Oh, you’re sick, she responded.  Oh no.  I hope that I don’t get it.  I wouldn’t want my baby to get sick.

Too bad, lady.

hydrangea, by Muffet on Flickr, Creative Commons.

I left work briefly today and took a walk through a neighborhood adjoining my office, something that I have never done during the three years that I have worked here. When I was pregnant, I would occasionally head outside and tramp up and down the sidewalk in front of my office in an effort to churn up some energy, but I have never headed beyond the sidewalk outside of my urban office, in most part due to the fact that the area has its fair share of crime. However, for late June, the weather is fairly nice, and I was in need of a little inspiration, which I always find outside.

Once outside of my office and across the busy street to the South of it, I discovered a community garden, which despite driving past it several times a day, I have never noticed the sweet, little triangular patch of green nestled in-between two highly- traveled streets. As I continued down the sidewalk, on one side I passed a neighborhood school with uniformed children playing basketball outside and on the other, a row of poorly-kept houses. Upon closer inspection, I noticed that outside of one, three cats on leashes were chained to the front porch. They stared back at me with wild eyes, and two of them had hopelessly wrapped their tethers around a tree. Aside from their constraints, which were obviously not well-suited for their cat natures, they seemed well-cared for.

The row of houses led to several recently-constructed condo buildings, which had sprung up a few years ago before the bottom fell out of real estate market. Outside, two young women lounged by a very blue pool reading. I found my real discovery beyond the condos, however, where the neighborhood suddenly morphed into a line of very well-maintained older homes built into a steep hillside. Instead of grassy lawns, most had trails of English ivy bordering the steep driveways that wound up one side of each home and behind either into garages or down into basements. Several homes had terraced gardens full of brightly-colored flowers and plants. I took in the blues and purples of hydrangeas and the bright oranges of tiger lilies with the green of the ivy and the pastels of each home. Large oaks lined the street, which had no sidewalk, and helped drown out the buzz of traffic only a block or two away. I could hear the sweet songs of birds! Along with the sunshine and light exercise, their songs eased my busy mind.

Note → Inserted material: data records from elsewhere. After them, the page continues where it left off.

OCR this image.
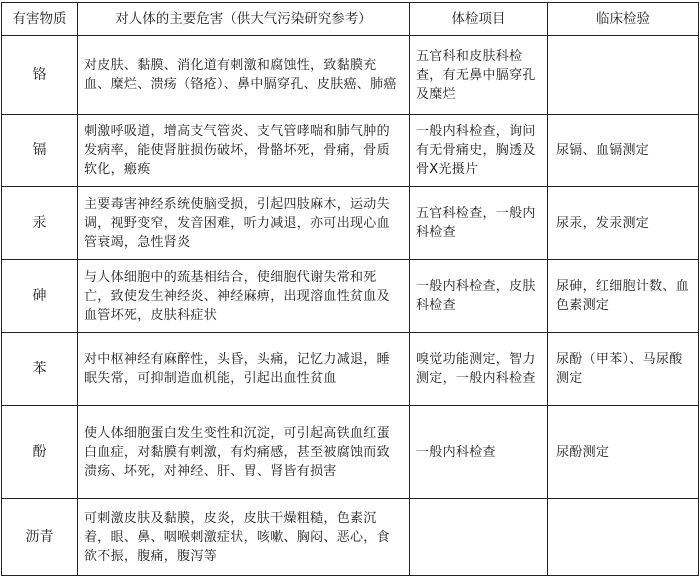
有害物质	对人体的主要危害（供大气污染研究参考）	体检项目	临床检验
铬	对皮肤、黏膜、消化道有刺激和腐蚀性，致黏膜充血、糜烂、溃疡（铬疮）、鼻中膈穿孔、皮肤癌、肺癌	五官科和皮肤科检查，有无鼻中膈穿孔及糜烂	
镉	刺激呼吸道，增高支气管炎、支气管哮喘和肺气肿的发病率，能使肾脏损伤破坏，骨骼坏死，骨痛，骨质软化，瘢痪	一般内科检查，询问有无骨痛史，胸透及骨X光摄片	尿镉、血镉测定
汞	主要毒害神经系统使脑受损，引起四肢麻木，运动失调，视野变窄，发音困难，听力减退，亦可出现心血管衰竭，急性肾炎	五官科检查，一般内科检查	尿汞，发汞测定
砷	与人体细胞中的巯基相结合，使细胞代谢失常和死亡，致使发生神经炎、神经麻痹，出现溶血性贫血及血管坏死，皮肤科症状	一般内科检查，皮肤科检查	尿砷，红细胞计数、血色素测定
苯	对中枢神经有麻醉性，头昏，头痛，记忆力减退，睡眠失常，可抑制造血机能，引起出血性贫血	嗅觉功能测定，智力测定，一般内科检查	尿酚（甲苯）、马尿酸测定
酚	使人体细胞蛋白发生变性和沉淀，可引起高铁血红蛋白血症，对黏膜有刺激，有灼痛感，甚至被腐蚀而致溃疡、坏死，对神经、肝、胃、肾皆有损害	一般内科检查	尿酚测定
沥青	可刺激皮肤及黏膜，皮炎，皮肤干燥粗糙，色素沉着，眼、鼻、咽喉刺激症状，咳嗽、胸闷、恶心，食欲不振，腹痛，腹泻等		
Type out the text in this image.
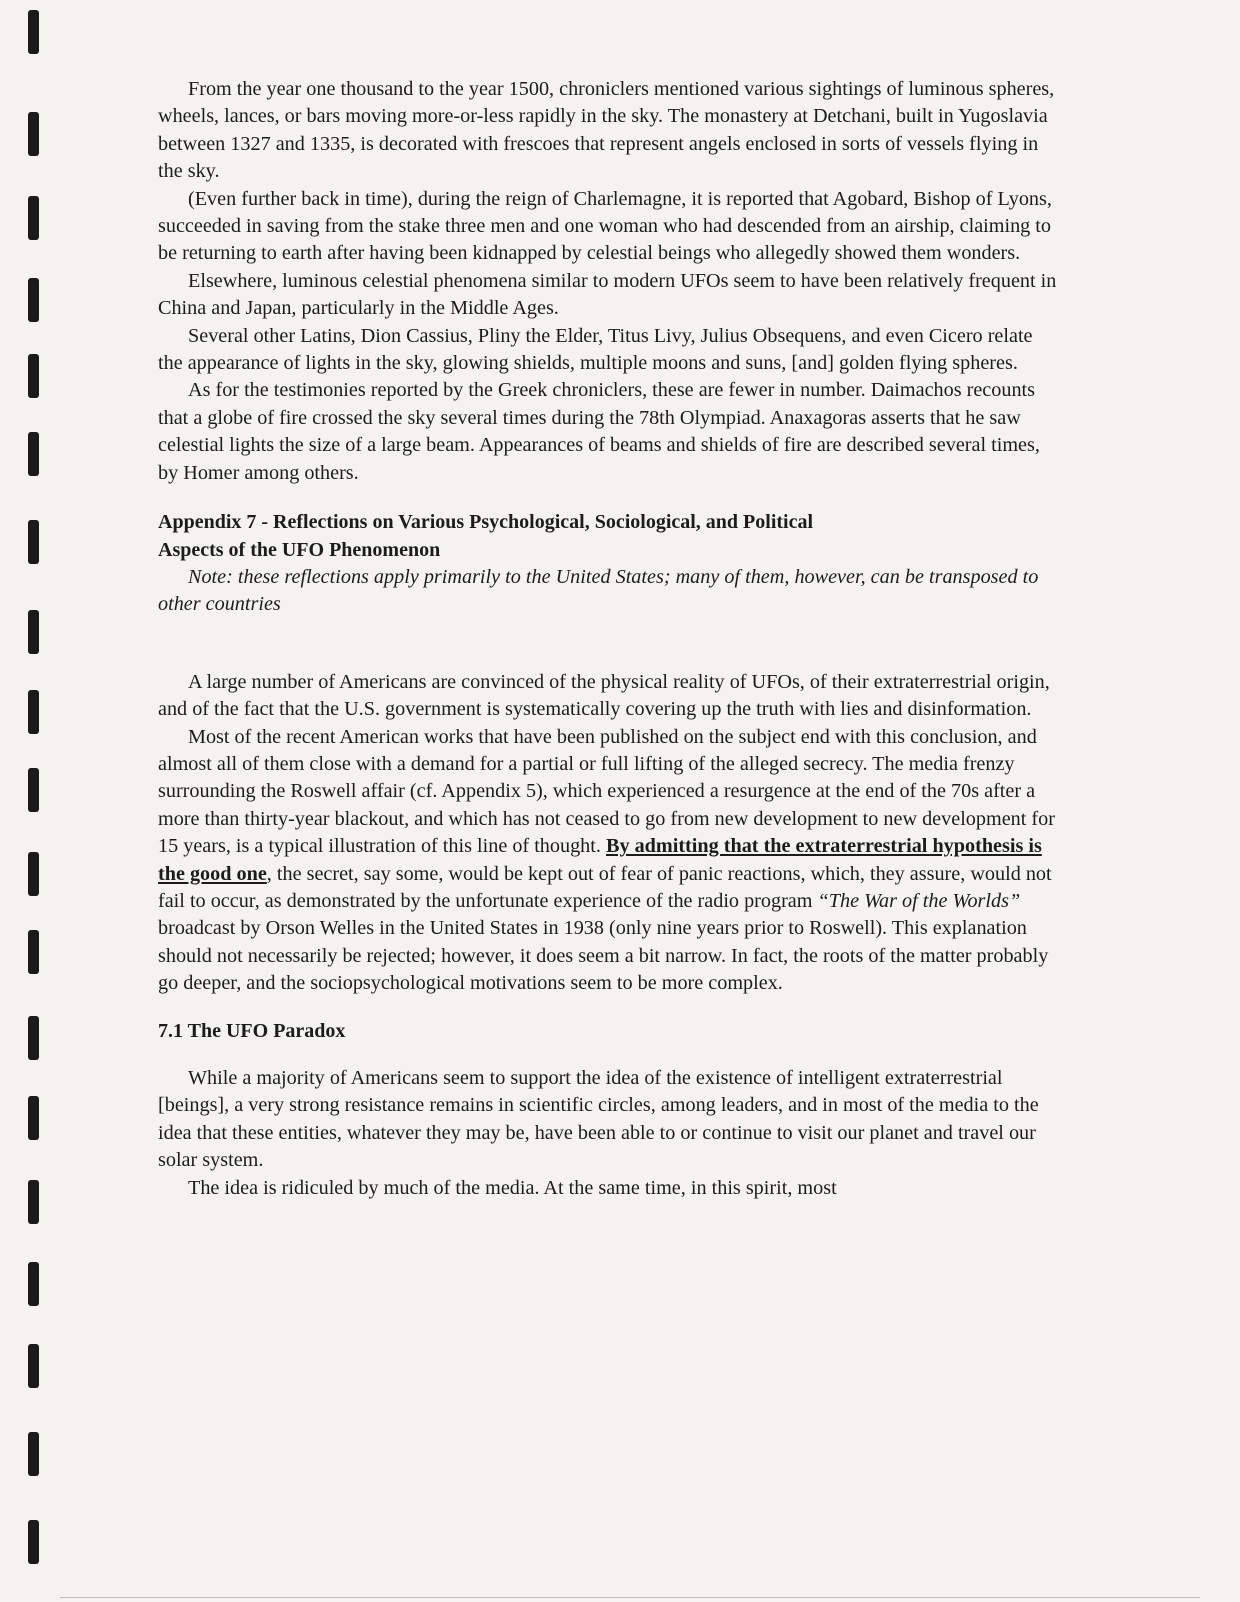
From the year one thousand to the year 1500, chroniclers mentioned various sightings of luminous spheres, wheels, lances, or bars moving more-or-less rapidly in the sky. The monastery at Detchani, built in Yugoslavia between 1327 and 1335, is decorated with frescoes that represent angels enclosed in sorts of vessels flying in the sky.

(Even further back in time), during the reign of Charlemagne, it is reported that Agobard, Bishop of Lyons, succeeded in saving from the stake three men and one woman who had descended from an airship, claiming to be returning to earth after having been kidnapped by celestial beings who allegedly showed them wonders.

Elsewhere, luminous celestial phenomena similar to modern UFOs seem to have been relatively frequent in China and Japan, particularly in the Middle Ages.

Several other Latins, Dion Cassius, Pliny the Elder, Titus Livy, Julius Obsequens, and even Cicero relate the appearance of lights in the sky, glowing shields, multiple moons and suns, [and] golden flying spheres.

As for the testimonies reported by the Greek chroniclers, these are fewer in number. Daimachos recounts that a globe of fire crossed the sky several times during the 78th Olympiad. Anaxagoras asserts that he saw celestial lights the size of a large beam. Appearances of beams and shields of fire are described several times, by Homer among others.

Appendix 7 - Reflections on Various Psychological, Sociological, and Political
Aspects of the UFO Phenomenon

Note: these reflections apply primarily to the United States; many of them, however, can be transposed to other countries

A large number of Americans are convinced of the physical reality of UFOs, of their extraterrestrial origin, and of the fact that the U.S. government is systematically covering up the truth with lies and disinformation.

Most of the recent American works that have been published on the subject end with this conclusion, and almost all of them close with a demand for a partial or full lifting of the alleged secrecy. The media frenzy surrounding the Roswell affair (cf. Appendix 5), which experienced a resurgence at the end of the 70s after a more than thirty-year blackout, and which has not ceased to go from new development to new development for 15 years, is a typical illustration of this line of thought. By admitting that the extraterrestrial hypothesis is the good one, the secret, say some, would be kept out of fear of panic reactions, which, they assure, would not fail to occur, as demonstrated by the unfortunate experience of the radio program “The War of the Worlds” broadcast by Orson Welles in the United States in 1938 (only nine years prior to Roswell). This explanation should not necessarily be rejected; however, it does seem a bit narrow. In fact, the roots of the matter probably go deeper, and the sociopsychological motivations seem to be more complex.

7.1 The UFO Paradox

While a majority of Americans seem to support the idea of the existence of intelligent extraterrestrial [beings], a very strong resistance remains in scientific circles, among leaders, and in most of the media to the idea that these entities, whatever they may be, have been able to or continue to visit our planet and travel our solar system.

The idea is ridiculed by much of the media. At the same time, in this spirit, most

On the way back to the office, I thought about my grandmother. My dear, sweet grandma has been slowly losing herself to Alzheimer’s, and despite the fact that both she and my grandfather are still living, we sold off most of their belongings this past weekend. Following the sale, I spent some time reading through a journal that my grandmother had kept when I was a young child. She wrote of tending her garden, which took up most of her backyard and consisted of winding trails, benches, fountains, statues, and most of all, tall plants that obscured the view of the house. She described how this garden and the nature she observed in it eased some of the pain and tension she felt as a result of a loveless marriage.

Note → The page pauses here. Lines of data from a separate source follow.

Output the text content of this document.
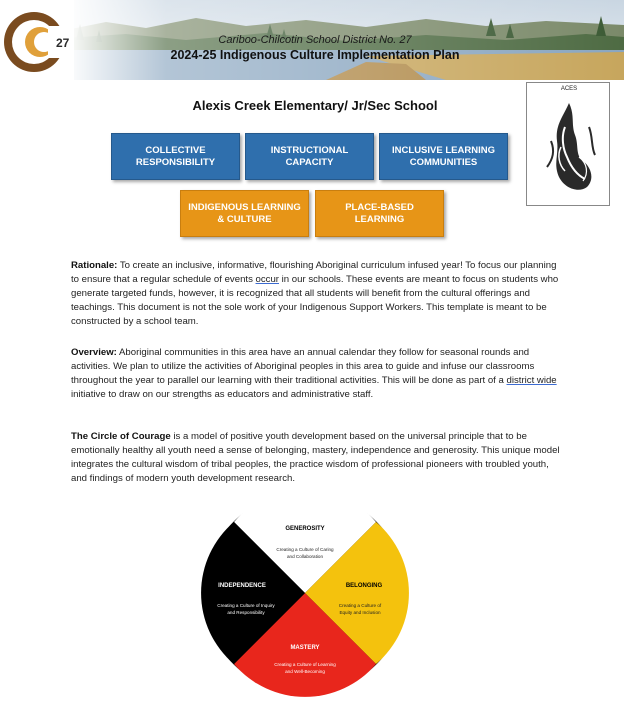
27	Cariboo-Chilcotin School District No. 27
2024-25 Indigenous Culture Implementation Plan
Alexis Creek Elementary/ Jr/Sec School
ACES
COLLECTIVE
RESPONSIBILITY
INSTRUCTIONAL
CAPACITY
INCLUSIVE LEARNING
COMMUNITIES
INDIGENOUS LEARNING
& CULTURE
PLACE-BASED
LEARNING

Rationale: To create an inclusive, informative, flourishing Aboriginal curriculum infused year! To focus our planning to ensure that a regular schedule of events occur in our schools. These events are meant to focus on students who generate targeted funds, however, it is recognized that all students will benefit from the cultural offerings and teachings. This document is not the sole work of your Indigenous Support Workers. This template is meant to be constructed by a school team.

Overview: Aboriginal communities in this area have an annual calendar they follow for seasonal rounds and activities. We plan to utilize the activities of Aboriginal peoples in this area to guide and infuse our classrooms throughout the year to parallel our learning with their traditional activities. This will be done as part of a district wide initiative to draw on our strengths as educators and administrative staff.

The Circle of Courage is a model of positive youth development based on the universal principle that to be emotionally healthy all youth need a sense of belonging, mastery, independence and generosity. This unique model integrates the cultural wisdom of tribal peoples, the practice wisdom of professional pioneers with troubled youth, and findings of modern youth development research.

GENEROSITY
Creating a Culture of Caring
and Collaboration
BELONGING
Creating a Culture of
Equity and Inclusion
MASTERY
Creating a Culture of Learning
and Well-Becoming
INDEPENDENCE
Creating a Culture of Inquiry
and Responsibility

Her rough relationship with my grandfather has never been a secret in my family, and the marriage still exists, although now she sees my grandfather as the grumpy, old man who is her roommate, or sometimes, as the grumpy, old man who happens to be in the room with her as her perception does not always go beyond the present moment. However, her description of the solace she found outside, reminds me of myself. I always believed that the peace I found in nature came from my upbringing on a Midwestern farm and the hours I spent playing alone outside because I had no playmates nearby, aside from the cat and dog and horses and cattle. However, I found some of her words in my own mind and her truth in my own heart. As I returned to my office and passed back by the beautiful homes on the hillside, the modern condos with their blue pool, and the funny, little houses and chained cats, I felt better equipped to deal with the requirements of my day, just as my grandmother must have felt somewhat refueled to return to the battle that was her marriage.